In December, 128 countries voted in a non-binding U.N. General Assembly resolution calling on the United States to drop its recognition of Jerusalem as Israel’s capital. Nine voted against, 35 abstained and 21 did not cast a vote.

WHAT IS LIKELY TO HAPPEN NEXT? HAS JERUSALEM BEEN A FLASHPOINT BEFORE?

Since the announcement there has been tension, with Palestinian protests in Jerusalem, Gaza and the West Bank. More than 40 Palestinians have been killed by Israeli troops in Gaza during a six-week border protest.

That protest culminates on May 15, a day Palestinians traditionally lament homes and land lost as Israel was created in 1948, given extra significance this year because it falls on the day after the U.S. Embassy move.
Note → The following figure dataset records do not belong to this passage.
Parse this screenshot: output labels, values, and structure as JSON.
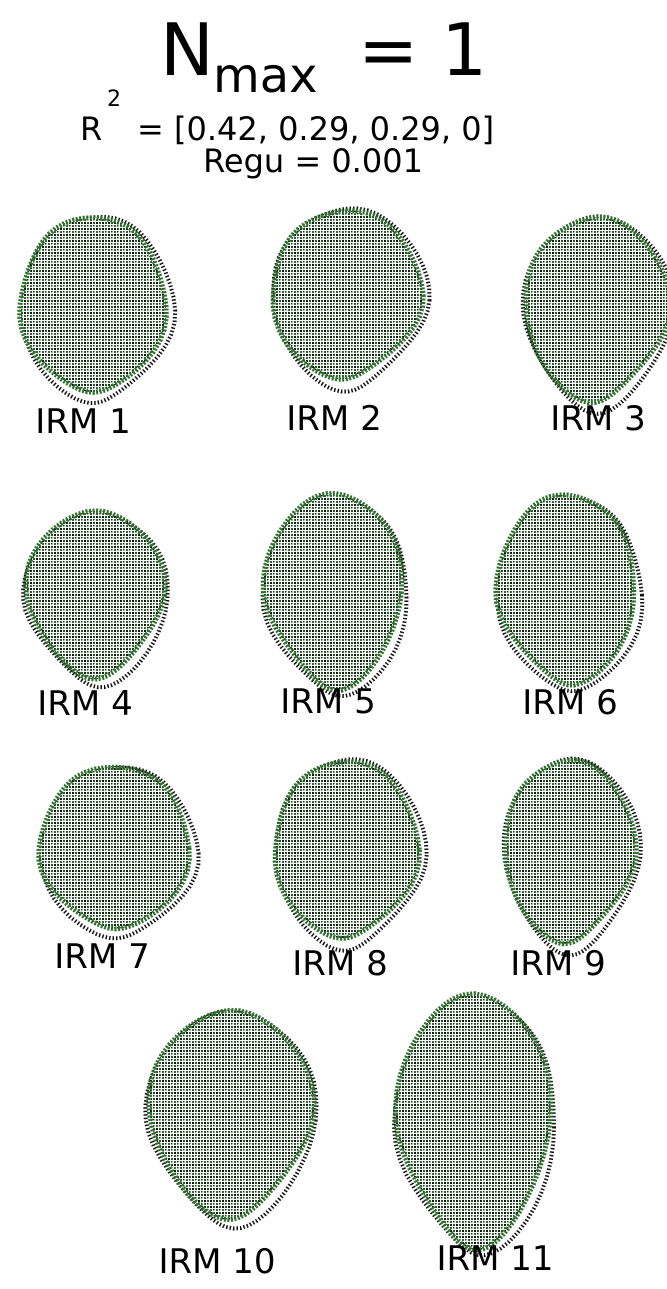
{
  "header": {
    "title": {
      "main": "N",
      "subscript": "max",
      "rest": "= 1"
    },
    "r2": {
      "symbol": "R",
      "superscript": "2",
      "rest": "= [0.42, 0.29, 0.29, 0]"
    },
    "regu": "Regu = 0.001"
  },
  "panels": [
    {
      "label": "IRM 1"
    },
    {
      "label": "IRM 2"
    },
    {
      "label": "IRM 3"
    },
    {
      "label": "IRM 4"
    },
    {
      "label": "IRM 5"
    },
    {
      "label": "IRM 6"
    },
    {
      "label": "IRM 7"
    },
    {
      "label": "IRM 8"
    },
    {
      "label": "IRM 9"
    },
    {
      "label": "IRM 10"
    },
    {
      "label": "IRM 11"
    }
  ]
}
Although clashes between Palestinian protesters and Israeli forces have not been on the scale of the first and second Palestinian intifadas in 1987-1993 and 2000-2005, violence has erupted before over matters of sovereignty and religion.

In 1969 an Australian Messianic Christian tried to burn down the Al-Aqsa Mosque, causing damage. So charged was the Middle East's political climate - just two years after the Six Day War - there was fury across the Arab world.

In 2000, Israeli politician Ariel Sharon, then opposition leader, led a group of Israeli lawmakers onto the Temple Mount/al-Haram al-Sharif complex. Palestinians protested and there were clashes that quickly escalated into the second Palestinian uprising, known as the Al-Aqsa Intifada.

Deadly confrontations took place last July after Israel installed metal detectors at the entrance to the complex after the killing of two Israeli policemen by Arab-Israeli gunmen.

Arab leaders across the Middle East have warned that a unilateral American move could lead to turmoil and hamper U.S. efforts to restart long-stalled Israeli-Palestinian peace talks.